Defense counsel did not file a verified motion when he sought the continuance. Rule 24.09 requires such motions must be in writing and verified. Failure to submit a written motion for a continuance accompanied by an affidavit is a sufficient ground to deny the motion. State v. Blades, 928 S.W.2d 371, 373 (Mo.App. S.D.1996). However, a trial court may grant an oral motion. Appellant contends counsel’s failure to request a continuance in writing so that he could re-depose Brodie after she had reviewed her notes falls below the standard of care of a reasonably competent attorney, and appellant was thereby prejudiced. His contention is unsupported by the record and speculative. The trial court did hear argument in chambers concerning the oral motion. Appellant did not allege and there are no facts from the trial record to support a finding a written motion would have been sustained or that it would have been reversible error if it were denied. Appellant has therefore failed to show how he was prejudiced. Particularly, he failed to allege facts demonstrating that but for counsel’s allegedly deficient performance, the result of the trial would have been different. See White, 939 S.W.2d at 893. Ms. Brodie’s testimony did not serve as independent corroboration of the prosecution’s theory of the case. As such, the motion court’s denial of appellant’s motion for a hearing on this issue was not an error.

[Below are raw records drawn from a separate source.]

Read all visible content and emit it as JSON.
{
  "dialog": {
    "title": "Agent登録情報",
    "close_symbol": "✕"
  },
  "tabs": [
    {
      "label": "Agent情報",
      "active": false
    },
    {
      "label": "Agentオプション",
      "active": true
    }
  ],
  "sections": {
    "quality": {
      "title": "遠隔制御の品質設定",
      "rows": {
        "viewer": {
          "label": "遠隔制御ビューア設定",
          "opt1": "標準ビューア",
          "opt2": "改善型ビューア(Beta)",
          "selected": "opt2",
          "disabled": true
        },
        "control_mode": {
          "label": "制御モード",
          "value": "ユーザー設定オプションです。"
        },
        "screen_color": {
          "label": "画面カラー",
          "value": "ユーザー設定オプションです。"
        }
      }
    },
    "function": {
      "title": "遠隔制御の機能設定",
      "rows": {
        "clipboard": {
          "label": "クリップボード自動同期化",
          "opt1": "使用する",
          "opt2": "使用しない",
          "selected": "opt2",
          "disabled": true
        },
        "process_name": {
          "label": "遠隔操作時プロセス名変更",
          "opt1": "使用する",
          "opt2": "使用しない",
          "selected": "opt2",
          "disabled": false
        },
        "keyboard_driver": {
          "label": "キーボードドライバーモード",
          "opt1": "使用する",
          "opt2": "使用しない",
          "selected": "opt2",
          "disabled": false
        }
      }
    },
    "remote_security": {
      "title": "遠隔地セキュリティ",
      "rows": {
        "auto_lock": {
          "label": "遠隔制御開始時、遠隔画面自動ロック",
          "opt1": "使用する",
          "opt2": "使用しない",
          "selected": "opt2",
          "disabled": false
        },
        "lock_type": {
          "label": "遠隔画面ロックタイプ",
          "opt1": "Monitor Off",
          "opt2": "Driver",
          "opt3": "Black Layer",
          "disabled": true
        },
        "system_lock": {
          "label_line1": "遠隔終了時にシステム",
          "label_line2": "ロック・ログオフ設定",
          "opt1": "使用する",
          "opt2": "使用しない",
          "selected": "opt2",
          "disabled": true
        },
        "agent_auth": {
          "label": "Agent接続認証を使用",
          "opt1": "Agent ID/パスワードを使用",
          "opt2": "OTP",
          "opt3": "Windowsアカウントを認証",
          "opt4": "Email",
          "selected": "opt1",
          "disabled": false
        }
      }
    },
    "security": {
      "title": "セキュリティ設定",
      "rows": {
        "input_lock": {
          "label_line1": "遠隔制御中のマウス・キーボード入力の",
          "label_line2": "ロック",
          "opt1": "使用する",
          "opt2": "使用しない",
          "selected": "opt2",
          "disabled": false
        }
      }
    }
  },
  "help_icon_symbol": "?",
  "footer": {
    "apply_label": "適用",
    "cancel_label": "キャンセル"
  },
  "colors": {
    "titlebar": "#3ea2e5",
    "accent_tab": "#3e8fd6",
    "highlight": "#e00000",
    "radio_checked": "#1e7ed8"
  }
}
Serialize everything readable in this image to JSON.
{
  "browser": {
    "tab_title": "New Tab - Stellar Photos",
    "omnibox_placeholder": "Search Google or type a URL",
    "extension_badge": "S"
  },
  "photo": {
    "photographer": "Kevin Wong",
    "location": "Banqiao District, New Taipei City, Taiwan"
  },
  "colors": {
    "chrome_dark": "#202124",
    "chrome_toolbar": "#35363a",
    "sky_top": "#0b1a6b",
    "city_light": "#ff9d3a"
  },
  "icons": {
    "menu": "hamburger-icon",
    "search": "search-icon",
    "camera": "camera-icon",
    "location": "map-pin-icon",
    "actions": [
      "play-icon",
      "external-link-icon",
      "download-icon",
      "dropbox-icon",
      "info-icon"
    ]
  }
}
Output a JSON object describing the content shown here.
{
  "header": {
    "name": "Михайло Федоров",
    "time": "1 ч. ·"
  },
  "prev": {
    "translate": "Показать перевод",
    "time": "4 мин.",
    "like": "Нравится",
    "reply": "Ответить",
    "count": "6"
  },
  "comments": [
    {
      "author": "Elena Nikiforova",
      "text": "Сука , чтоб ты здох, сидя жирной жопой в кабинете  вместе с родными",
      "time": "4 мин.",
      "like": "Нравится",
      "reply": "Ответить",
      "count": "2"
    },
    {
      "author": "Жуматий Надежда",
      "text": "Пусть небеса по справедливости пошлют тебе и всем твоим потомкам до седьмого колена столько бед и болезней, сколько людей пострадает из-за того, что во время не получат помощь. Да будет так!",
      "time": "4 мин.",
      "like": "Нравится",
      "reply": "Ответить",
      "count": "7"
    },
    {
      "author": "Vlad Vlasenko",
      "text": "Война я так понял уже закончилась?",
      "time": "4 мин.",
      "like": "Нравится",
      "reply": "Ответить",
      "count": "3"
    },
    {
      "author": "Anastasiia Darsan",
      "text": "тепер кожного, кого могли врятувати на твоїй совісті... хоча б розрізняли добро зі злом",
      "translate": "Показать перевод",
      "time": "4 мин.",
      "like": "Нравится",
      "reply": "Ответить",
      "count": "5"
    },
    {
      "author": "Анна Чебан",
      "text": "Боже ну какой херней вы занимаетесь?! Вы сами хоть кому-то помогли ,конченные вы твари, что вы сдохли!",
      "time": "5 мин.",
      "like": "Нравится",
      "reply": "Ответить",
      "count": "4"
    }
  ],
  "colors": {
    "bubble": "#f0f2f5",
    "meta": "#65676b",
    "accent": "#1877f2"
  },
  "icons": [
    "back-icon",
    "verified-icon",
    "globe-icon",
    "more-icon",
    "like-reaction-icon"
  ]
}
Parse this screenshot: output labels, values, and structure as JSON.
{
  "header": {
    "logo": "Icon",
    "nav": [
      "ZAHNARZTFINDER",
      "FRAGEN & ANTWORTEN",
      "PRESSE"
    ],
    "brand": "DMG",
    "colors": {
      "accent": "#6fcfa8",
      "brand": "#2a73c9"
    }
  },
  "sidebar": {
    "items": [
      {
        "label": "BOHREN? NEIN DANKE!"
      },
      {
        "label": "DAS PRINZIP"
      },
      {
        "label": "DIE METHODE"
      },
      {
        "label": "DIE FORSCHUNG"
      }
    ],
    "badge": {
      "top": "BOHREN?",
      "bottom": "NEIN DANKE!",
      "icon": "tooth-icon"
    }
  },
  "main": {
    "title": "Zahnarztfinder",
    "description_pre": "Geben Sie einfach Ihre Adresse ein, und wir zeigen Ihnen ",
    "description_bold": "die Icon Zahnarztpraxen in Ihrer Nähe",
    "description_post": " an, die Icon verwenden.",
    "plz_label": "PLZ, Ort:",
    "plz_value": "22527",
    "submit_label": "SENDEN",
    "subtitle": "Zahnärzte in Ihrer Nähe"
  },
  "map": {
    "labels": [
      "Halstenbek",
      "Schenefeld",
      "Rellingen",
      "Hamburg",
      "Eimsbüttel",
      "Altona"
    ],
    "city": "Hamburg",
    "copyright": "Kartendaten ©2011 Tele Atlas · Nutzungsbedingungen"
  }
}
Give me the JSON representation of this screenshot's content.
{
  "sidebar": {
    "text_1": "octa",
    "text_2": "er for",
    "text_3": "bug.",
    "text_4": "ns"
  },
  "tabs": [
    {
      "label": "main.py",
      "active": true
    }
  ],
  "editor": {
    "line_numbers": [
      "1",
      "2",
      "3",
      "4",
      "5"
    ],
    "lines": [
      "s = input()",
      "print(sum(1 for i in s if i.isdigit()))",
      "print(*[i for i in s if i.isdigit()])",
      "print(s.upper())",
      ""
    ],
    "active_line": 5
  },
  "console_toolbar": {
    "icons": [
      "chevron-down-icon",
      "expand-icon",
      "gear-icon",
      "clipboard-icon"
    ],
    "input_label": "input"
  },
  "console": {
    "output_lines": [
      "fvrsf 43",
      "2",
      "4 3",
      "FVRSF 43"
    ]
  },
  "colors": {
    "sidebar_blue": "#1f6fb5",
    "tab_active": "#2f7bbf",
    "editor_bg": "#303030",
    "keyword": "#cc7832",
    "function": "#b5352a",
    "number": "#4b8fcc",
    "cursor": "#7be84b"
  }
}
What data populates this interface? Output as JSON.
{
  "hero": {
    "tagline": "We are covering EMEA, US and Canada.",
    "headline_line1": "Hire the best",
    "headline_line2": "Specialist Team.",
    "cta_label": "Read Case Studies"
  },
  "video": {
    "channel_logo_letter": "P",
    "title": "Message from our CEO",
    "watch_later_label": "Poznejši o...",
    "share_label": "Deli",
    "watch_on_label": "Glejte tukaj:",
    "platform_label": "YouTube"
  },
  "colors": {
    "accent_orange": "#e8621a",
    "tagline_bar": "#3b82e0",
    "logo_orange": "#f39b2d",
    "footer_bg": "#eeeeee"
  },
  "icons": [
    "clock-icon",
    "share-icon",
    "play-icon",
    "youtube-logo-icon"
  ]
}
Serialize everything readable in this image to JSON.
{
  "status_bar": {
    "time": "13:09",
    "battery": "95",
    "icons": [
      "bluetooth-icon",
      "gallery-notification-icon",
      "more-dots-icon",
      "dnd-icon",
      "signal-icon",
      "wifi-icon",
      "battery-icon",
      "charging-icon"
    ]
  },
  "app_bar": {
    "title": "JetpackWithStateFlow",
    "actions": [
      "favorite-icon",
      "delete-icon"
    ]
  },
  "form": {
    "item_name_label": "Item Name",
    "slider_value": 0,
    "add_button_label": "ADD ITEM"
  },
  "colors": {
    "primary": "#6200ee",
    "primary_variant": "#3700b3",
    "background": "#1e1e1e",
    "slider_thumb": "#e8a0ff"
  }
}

Appellant’s second point contends the motion court erred in denying appellant’s post-conviction relief motion without a hearing on his allegation that defense counsel was ineffective for failing to file a motion in limine to prevent witnesses from referring to the appellant’s *711alleged sodomy of N.T. These alleged acts were the subject of Count III, a charge that was not tried. The state requested and the court ordered a nolle prosequi before trial on Count III. Motions in limine are ordinarily used to exclude evidence during jury trials that would be unfairly prejudicial or inflammatory. Cass Bank & Trust Co. v. Mestman, 888 S.W.2d 400, 404 (Mo.App. E.D.1994). A motion is appropriate when the mere asking of an improper question in front of the jury panel may be so prejudicial that a party could be denied the right to a fair trial. Id. Appellant has not alleged any facts to support a finding that the state made statements or introduced evidence at the trial indicating appellant sodomized an uncharged victim. During the trial, the state was not responsible for eliciting such references. Witnesses from both sides, as well as defense counsel, volunteered more references, which were indirect in nature. Appellant’s failure to allege facts warranting relief support denial of the postconviction relief motion without a hearing. Point denied.

We affirm.

WILLIAM H. CRANDALL, Jr., P.J. and MARY K. HOFF, J. concur.

. Prior to appellant's trial, his attorney sought to depose Brodie to question her about the interview she conducted with the children. Brodie agreed to be deposed, but later refused, asserting her conversations with the children were protected by attorney-client privilege.